Second, the decision raises the question of whether a tax professional who represents taxpayers in adversarial proceedings before the IRS is always subject to IRS regulation under section 330. The court’s assertion that a tax professional “does not subject himself to infinite and undefined oversight by the IRS,”16 though made with respect to suspended professionals, could suggest that the IRS’s authority over a tax professional should be evaluated on the nature of services being performed or on a taxpayer-by-taxpayer basis. As a result, Sexton could be interpreted broadly, such that a professional is “representing taxpayers before the IRS” only with respect to the particular taxpayer or matters identified on the Form 2848, Power of Attorney and Declaration of Representative (POA).17 Thus, a tax professional may be “practicing” before the IRS and subject to regulation with respect to one taxpayer (for whom the professional submitted a power of attorney during the course of typical tax controversy), but not with respect to another taxpayer (for whom the professional has merely offered to render written advice). Such an interpretation could have significant ramifications for tax professionals who provide a range of services to taxpayers. It would also increase the costs of administering Circular 230 and create potential pitfalls for taxpayers seeking to hire tax professionals.

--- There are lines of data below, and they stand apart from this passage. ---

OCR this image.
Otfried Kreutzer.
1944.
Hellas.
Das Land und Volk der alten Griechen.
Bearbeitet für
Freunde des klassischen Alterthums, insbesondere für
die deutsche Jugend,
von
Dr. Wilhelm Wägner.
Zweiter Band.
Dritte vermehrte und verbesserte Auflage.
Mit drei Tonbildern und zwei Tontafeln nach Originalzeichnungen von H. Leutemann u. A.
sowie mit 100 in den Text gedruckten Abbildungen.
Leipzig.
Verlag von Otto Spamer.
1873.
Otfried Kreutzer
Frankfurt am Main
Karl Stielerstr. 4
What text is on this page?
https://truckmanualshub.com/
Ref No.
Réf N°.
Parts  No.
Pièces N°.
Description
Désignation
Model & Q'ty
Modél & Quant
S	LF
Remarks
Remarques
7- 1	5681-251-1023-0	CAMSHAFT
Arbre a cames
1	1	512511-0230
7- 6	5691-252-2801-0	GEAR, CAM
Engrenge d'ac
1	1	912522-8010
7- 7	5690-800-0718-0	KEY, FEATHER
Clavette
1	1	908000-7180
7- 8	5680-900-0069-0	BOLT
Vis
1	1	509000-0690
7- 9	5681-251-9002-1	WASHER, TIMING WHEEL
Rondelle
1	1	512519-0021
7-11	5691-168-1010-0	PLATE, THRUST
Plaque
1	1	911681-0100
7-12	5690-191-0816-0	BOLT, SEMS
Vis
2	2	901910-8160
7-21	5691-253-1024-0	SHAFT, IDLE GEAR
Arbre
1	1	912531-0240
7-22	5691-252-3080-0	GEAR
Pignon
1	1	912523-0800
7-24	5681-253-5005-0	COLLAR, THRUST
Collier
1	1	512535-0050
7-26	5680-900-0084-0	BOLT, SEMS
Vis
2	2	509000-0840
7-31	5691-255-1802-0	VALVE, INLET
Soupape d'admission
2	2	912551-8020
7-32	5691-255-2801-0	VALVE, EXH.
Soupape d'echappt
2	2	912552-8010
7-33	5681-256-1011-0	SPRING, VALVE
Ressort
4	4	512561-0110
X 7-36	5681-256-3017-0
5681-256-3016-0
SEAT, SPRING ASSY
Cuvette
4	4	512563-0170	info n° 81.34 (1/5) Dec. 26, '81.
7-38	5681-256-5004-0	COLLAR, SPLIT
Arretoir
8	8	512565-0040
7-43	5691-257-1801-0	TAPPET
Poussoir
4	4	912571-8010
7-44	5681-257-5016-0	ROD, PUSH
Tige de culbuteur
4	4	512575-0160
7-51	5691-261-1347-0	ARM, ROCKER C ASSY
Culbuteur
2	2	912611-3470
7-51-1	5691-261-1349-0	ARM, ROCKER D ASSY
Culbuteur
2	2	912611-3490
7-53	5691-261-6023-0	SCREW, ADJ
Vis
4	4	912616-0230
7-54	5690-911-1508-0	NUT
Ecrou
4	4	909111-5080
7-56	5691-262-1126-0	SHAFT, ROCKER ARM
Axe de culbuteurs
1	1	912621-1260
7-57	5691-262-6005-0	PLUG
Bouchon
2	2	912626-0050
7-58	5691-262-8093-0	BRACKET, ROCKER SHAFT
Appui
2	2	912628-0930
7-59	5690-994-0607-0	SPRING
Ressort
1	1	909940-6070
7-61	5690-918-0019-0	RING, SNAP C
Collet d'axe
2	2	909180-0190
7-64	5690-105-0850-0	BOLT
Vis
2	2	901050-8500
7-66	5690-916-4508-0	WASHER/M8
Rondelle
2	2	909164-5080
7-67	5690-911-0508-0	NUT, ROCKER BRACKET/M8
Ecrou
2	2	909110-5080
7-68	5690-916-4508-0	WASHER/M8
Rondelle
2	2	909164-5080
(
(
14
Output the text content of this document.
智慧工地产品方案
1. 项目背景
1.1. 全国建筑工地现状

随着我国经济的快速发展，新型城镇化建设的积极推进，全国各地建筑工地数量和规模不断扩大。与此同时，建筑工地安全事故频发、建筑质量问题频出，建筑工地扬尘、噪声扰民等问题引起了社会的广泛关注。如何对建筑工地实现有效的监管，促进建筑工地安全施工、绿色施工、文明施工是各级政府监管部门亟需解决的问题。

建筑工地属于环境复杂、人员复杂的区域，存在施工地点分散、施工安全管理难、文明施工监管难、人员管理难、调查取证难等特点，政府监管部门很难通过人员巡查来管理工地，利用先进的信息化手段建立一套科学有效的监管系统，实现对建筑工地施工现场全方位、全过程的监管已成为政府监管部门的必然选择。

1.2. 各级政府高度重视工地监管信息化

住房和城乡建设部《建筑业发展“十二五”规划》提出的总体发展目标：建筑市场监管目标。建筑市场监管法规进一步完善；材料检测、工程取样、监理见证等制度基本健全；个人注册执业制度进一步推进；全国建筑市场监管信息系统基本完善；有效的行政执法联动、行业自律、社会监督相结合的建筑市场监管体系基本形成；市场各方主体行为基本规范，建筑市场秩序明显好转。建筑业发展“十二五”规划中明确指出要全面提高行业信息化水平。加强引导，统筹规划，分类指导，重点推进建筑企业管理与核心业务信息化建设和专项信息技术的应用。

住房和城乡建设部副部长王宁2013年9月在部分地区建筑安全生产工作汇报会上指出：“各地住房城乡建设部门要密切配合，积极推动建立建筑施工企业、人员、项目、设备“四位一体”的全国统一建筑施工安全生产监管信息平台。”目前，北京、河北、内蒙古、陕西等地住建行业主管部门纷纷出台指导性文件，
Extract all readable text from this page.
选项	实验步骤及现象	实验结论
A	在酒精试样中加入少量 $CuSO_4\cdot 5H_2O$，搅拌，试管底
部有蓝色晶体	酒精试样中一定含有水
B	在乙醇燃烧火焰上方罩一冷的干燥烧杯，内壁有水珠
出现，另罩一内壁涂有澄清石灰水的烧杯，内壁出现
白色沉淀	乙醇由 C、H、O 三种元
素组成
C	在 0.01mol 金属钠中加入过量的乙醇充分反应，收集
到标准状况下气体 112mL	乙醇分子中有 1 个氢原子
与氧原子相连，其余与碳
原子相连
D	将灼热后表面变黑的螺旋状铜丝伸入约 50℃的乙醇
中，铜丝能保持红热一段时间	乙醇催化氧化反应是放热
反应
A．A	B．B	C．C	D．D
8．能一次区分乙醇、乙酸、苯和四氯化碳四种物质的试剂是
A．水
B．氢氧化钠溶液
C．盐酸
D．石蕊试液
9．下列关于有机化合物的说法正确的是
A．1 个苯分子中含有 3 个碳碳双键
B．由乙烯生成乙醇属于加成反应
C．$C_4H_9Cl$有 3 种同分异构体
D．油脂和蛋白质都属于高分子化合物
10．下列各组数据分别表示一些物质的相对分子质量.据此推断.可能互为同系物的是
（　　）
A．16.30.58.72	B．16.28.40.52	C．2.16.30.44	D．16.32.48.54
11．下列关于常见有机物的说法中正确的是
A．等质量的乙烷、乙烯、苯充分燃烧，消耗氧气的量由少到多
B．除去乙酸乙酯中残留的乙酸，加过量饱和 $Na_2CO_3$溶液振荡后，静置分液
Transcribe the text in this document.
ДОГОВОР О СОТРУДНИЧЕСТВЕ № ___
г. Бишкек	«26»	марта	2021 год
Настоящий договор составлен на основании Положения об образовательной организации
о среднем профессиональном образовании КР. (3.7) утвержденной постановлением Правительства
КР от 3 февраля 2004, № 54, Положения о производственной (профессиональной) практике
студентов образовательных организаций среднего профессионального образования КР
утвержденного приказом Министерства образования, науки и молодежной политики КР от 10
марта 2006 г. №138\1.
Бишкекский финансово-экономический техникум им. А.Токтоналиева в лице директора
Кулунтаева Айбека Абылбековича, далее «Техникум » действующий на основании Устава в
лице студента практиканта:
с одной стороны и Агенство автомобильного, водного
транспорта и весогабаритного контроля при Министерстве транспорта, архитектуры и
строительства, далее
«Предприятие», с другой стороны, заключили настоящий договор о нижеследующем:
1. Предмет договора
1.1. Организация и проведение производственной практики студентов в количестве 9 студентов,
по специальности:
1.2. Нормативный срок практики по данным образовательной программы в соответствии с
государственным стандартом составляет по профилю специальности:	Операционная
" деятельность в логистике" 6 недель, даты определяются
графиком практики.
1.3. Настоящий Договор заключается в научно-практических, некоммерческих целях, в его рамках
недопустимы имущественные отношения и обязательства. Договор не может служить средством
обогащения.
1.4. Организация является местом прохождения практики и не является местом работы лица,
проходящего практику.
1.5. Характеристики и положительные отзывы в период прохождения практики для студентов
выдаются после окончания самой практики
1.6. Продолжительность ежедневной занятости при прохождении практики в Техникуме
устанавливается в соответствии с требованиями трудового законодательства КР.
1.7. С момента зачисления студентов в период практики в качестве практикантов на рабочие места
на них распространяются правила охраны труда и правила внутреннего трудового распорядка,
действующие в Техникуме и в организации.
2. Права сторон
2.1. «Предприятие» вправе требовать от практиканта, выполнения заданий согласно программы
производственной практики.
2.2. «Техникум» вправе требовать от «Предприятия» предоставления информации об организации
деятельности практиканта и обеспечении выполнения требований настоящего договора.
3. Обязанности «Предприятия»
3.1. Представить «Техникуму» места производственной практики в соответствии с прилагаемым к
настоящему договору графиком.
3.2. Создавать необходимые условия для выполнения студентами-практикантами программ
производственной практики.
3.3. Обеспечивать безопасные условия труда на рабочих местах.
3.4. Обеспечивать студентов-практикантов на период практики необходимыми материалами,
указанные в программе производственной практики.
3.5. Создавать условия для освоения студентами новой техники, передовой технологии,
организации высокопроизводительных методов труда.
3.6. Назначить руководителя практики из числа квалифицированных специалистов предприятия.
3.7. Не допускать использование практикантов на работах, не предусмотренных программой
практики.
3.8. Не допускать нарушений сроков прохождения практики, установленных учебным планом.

While it is clear that Sexton could be viewed as further restricting OPR’s ability to use Circular 230 to regulate tax professionals, the breath of the decision is unclear. The government could argue in subsequent cases that Sexton was a relatively limited opinion about Mr. Sexton himself who was ultimately only involved in tax return preparation and advice relating to tax return preparation. ■
11 Id. at 2-3.
14 OPR also argued that § 330 grants the IRS inherent authority over tax professionals who have been suspended from practice before the IRS as a result of misconduct. OPR reasoned that such authority is common for professional licensing bodies in order to investigate alleged violations of the suspension. The court rejected this argument, stating that “an individual or entity does not subject himself to infinite and undefined oversight by the IRS based upon suspension.” Id. at 6-9.
16 Id. at 9.
17 Part II of the POA was recently revised to require tax professionals to certify that they are “subject to regulations contained in Circular 230 (31 CFR, Subtitle A, Part 10), as amended, governing practice before the [IRS].”